Добавить в цитаты Настройки чтения

Страница 19 из 69

Когда завернутого в полотно или циновку покойника друзья поднимали, собираясь вынести, то, как бы желая помешать этому, муж или старший из присутствующих, преграждая путь, бросался ничком на порог, и его нужно было оттаскивать с дороги. Пока покойника несли в приходскую церковь, его родные и друзья голосили и выли не смолкая. То же самое было во время отпевания. Бессмысленный вой не утихал и у самой могилы. Этот варварский обычай держался веками. Тщетно боролась с ним церковь, искоренили его наконец, лишь пустив в ход угрозу отлучения. Бедняки нередко выставляли своих умерших родственников на несколько дней на улице, с тем чтобы растрогать сердца проходящих и получить милостыню.

Лучшие свои часы мальчики проводили на набережных, поблизости от воды. Ведь дома у них в большинстве были темные, окон в них мало, да и окна узкие, с железными решетками. Если дом стоял на каком-нибудь маленьком канале, свет в него почти не проникал, внутри было холодно, мрачно, сыро. Едва ли у кого-нибудь имелись сточные трубы, вся надежда была на прилив и отлив. Правда, существовали камины, а кое-где и печи, но вся мебель, вся утварь была груба, неуклюжа, слишком мало чувствовалось уюта, и мальчики каждое утро с радостью удирали на улицу, на теплое солнышко.

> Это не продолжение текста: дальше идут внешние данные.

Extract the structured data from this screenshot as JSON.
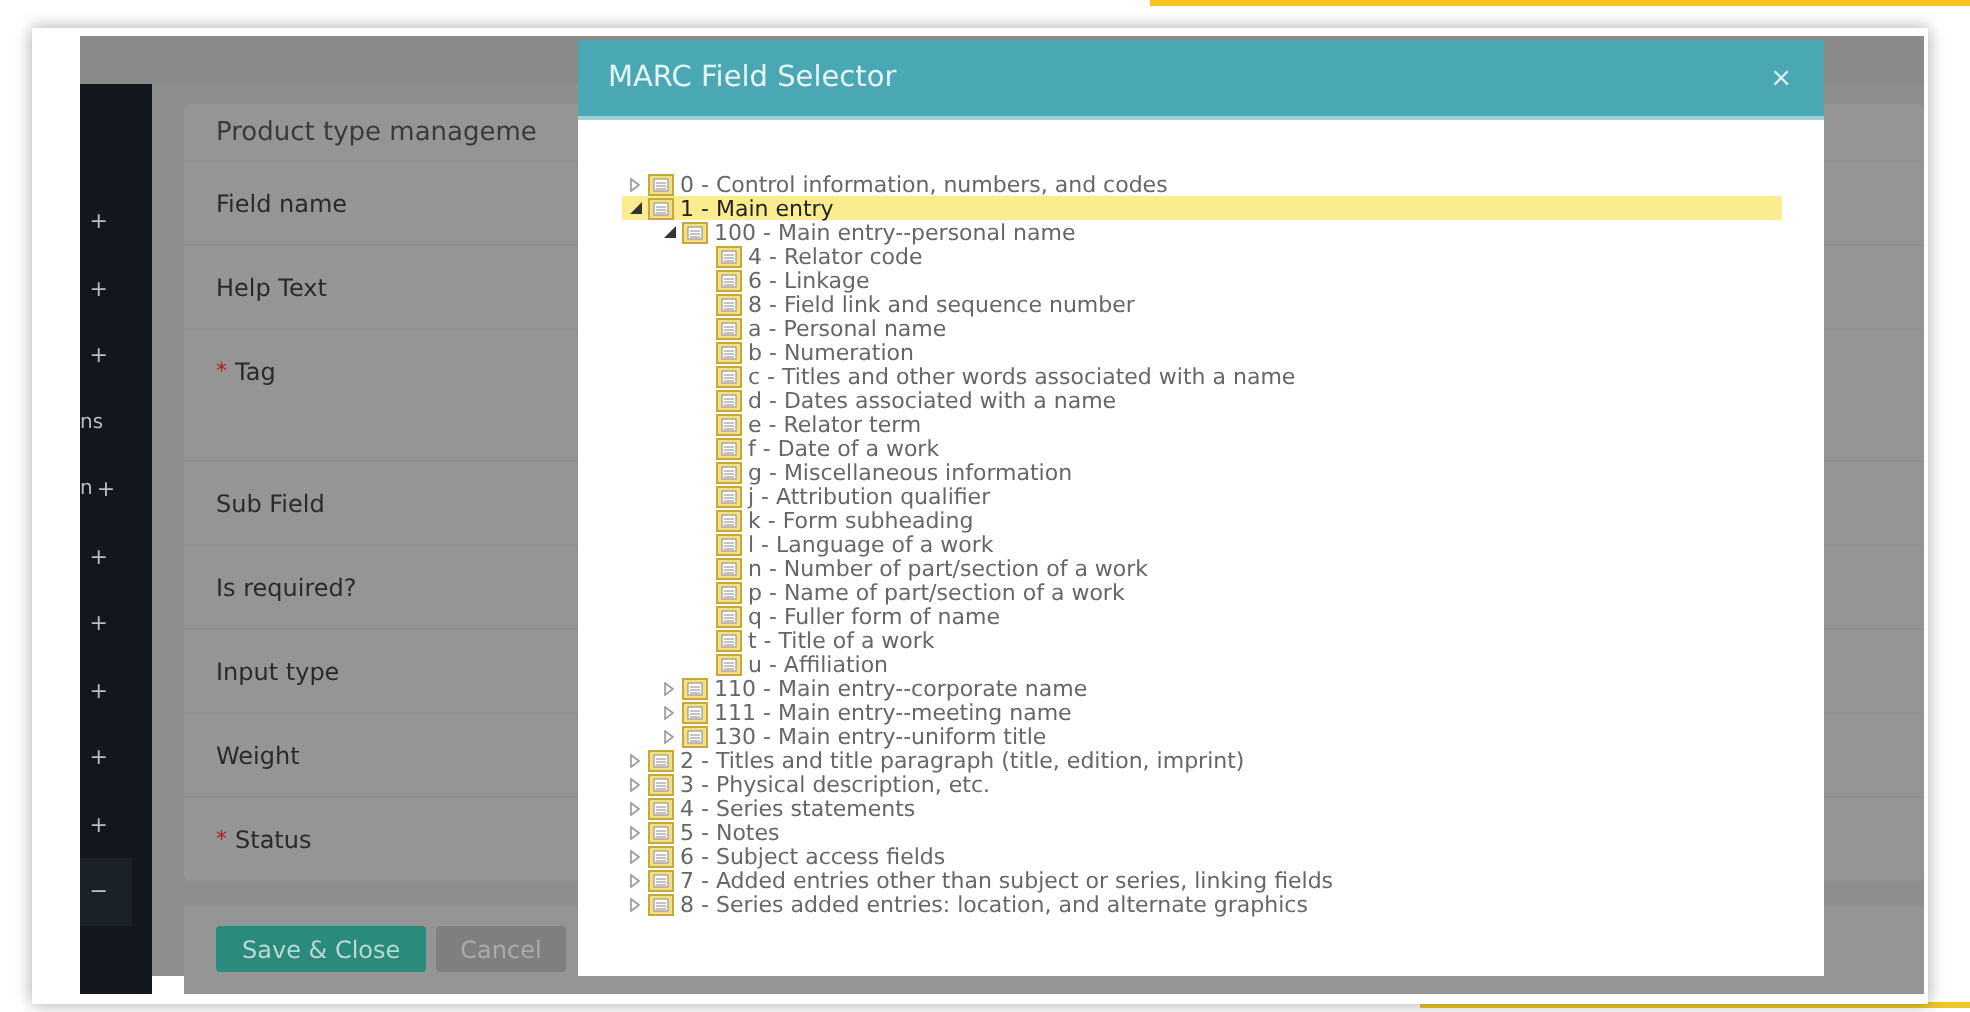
{
  "sidebar": {
    "items": [
      {
        "toggle": "+",
        "selected": false
      },
      {
        "toggle": "+",
        "selected": false
      },
      {
        "toggle": "+",
        "selected": false
      },
      {
        "label": "ns",
        "selected": false
      },
      {
        "label": "n",
        "toggle": "+",
        "selected": false
      },
      {
        "toggle": "+",
        "selected": false
      },
      {
        "toggle": "+",
        "selected": false
      },
      {
        "toggle": "+",
        "selected": false
      },
      {
        "toggle": "+",
        "selected": false
      },
      {
        "toggle": "+",
        "selected": false
      },
      {
        "toggle": "−",
        "selected": true
      }
    ]
  },
  "form": {
    "title": "Product type manageme",
    "fields": [
      {
        "label": "Field name",
        "tall": false
      },
      {
        "label": "Help Text",
        "tall": false
      },
      {
        "marker": "*",
        "label": "Tag",
        "tall": true
      },
      {
        "label": "Sub Field",
        "tall": false
      },
      {
        "label": "Is required?",
        "tall": false
      },
      {
        "label": "Input type",
        "tall": false
      },
      {
        "label": "Weight",
        "tall": false
      },
      {
        "marker": "*",
        "label": "Status",
        "tall": false
      }
    ],
    "buttons": [
      {
        "label": "Save & Close",
        "kind": "primary"
      },
      {
        "label": "Cancel",
        "kind": "secondary"
      }
    ]
  },
  "dialog": {
    "title": "MARC Field Selector",
    "close": "×",
    "tree": [
      {
        "label": "0 - Control information, numbers, and codes",
        "kind": "branch",
        "expanded": false,
        "selected": false
      },
      {
        "label": "1 - Main entry",
        "kind": "branch",
        "expanded": true,
        "selected": true,
        "children": [
          {
            "label": "100 - Main entry--personal name",
            "kind": "branch",
            "expanded": true,
            "selected": false,
            "children": [
              {
                "label": "4 - Relator code",
                "kind": "leaf",
                "selected": false
              },
              {
                "label": "6 - Linkage",
                "kind": "leaf",
                "selected": false
              },
              {
                "label": "8 - Field link and sequence number",
                "kind": "leaf",
                "selected": false
              },
              {
                "label": "a - Personal name",
                "kind": "leaf",
                "selected": false
              },
              {
                "label": "b - Numeration",
                "kind": "leaf",
                "selected": false
              },
              {
                "label": "c - Titles and other words associated with a name",
                "kind": "leaf",
                "selected": false
              },
              {
                "label": "d - Dates associated with a name",
                "kind": "leaf",
                "selected": false
              },
              {
                "label": "e - Relator term",
                "kind": "leaf",
                "selected": false
              },
              {
                "label": "f - Date of a work",
                "kind": "leaf",
                "selected": false
              },
              {
                "label": "g - Miscellaneous information",
                "kind": "leaf",
                "selected": false
              },
              {
                "label": "j - Attribution qualifier",
                "kind": "leaf",
                "selected": false
              },
              {
                "label": "k - Form subheading",
                "kind": "leaf",
                "selected": false
              },
              {
                "label": "l - Language of a work",
                "kind": "leaf",
                "selected": false
              },
              {
                "label": "n - Number of part/section of a work",
                "kind": "leaf",
                "selected": false
              },
              {
                "label": "p - Name of part/section of a work",
                "kind": "leaf",
                "selected": false
              },
              {
                "label": "q - Fuller form of name",
                "kind": "leaf",
                "selected": false
              },
              {
                "label": "t - Title of a work",
                "kind": "leaf",
                "selected": false
              },
              {
                "label": "u - Affiliation",
                "kind": "leaf",
                "selected": false
              }
            ]
          },
          {
            "label": "110 - Main entry--corporate name",
            "kind": "branch",
            "expanded": false,
            "selected": false
          },
          {
            "label": "111 - Main entry--meeting name",
            "kind": "branch",
            "expanded": false,
            "selected": false
          },
          {
            "label": "130 - Main entry--uniform title",
            "kind": "branch",
            "expanded": false,
            "selected": false
          }
        ]
      },
      {
        "label": "2 - Titles and title paragraph (title, edition, imprint)",
        "kind": "branch",
        "expanded": false,
        "selected": false
      },
      {
        "label": "3 - Physical description, etc.",
        "kind": "branch",
        "expanded": false,
        "selected": false
      },
      {
        "label": "4 - Series statements",
        "kind": "branch",
        "expanded": false,
        "selected": false
      },
      {
        "label": "5 - Notes",
        "kind": "branch",
        "expanded": false,
        "selected": false
      },
      {
        "label": "6 - Subject access fields",
        "kind": "branch",
        "expanded": false,
        "selected": false
      },
      {
        "label": "7 - Added entries other than subject or series, linking fields",
        "kind": "branch",
        "expanded": false,
        "selected": false
      },
      {
        "label": "8 - Series added entries: location, and alternate graphics",
        "kind": "branch",
        "expanded": false,
        "selected": false
      }
    ]
  }
}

Утренний туалет не требовал много времени. Как почти все жители Европы в те времена, венецианцы, и мужчины и женщины, спали голыми. Мылись немногие, скорее в виде исключения, а когда приходилось мыться, то мужчины и женщины мылись вместе, скребя и натирая друг друга без всякого чувства стеснения, свойственного нашим дням. Нижнее белье носили редко, а если и носили, то никогда его не меняли. Белье считалось такой роскошью, что некая вдова София Банбариго оставила по завещанью «одну из своих новых рубашек донне Рени и одну донне Донаде». В другом источнике рассказывается, что, условливаясь со служанкой о жалованье, хозяева обещали ей «одну рубашку на год». О чистоплотности венецианцы заботились мало, внешний вид был для них гораздо важнее. Подобно всем жителям Европы, жители Венеции — мужчины и женщины — ходили в дорогих шелках, в мехах, щеголяли драгоценностями, но не мылись, а нижняя одежда у них была или чудовищно грязна, или ее не было вовсе.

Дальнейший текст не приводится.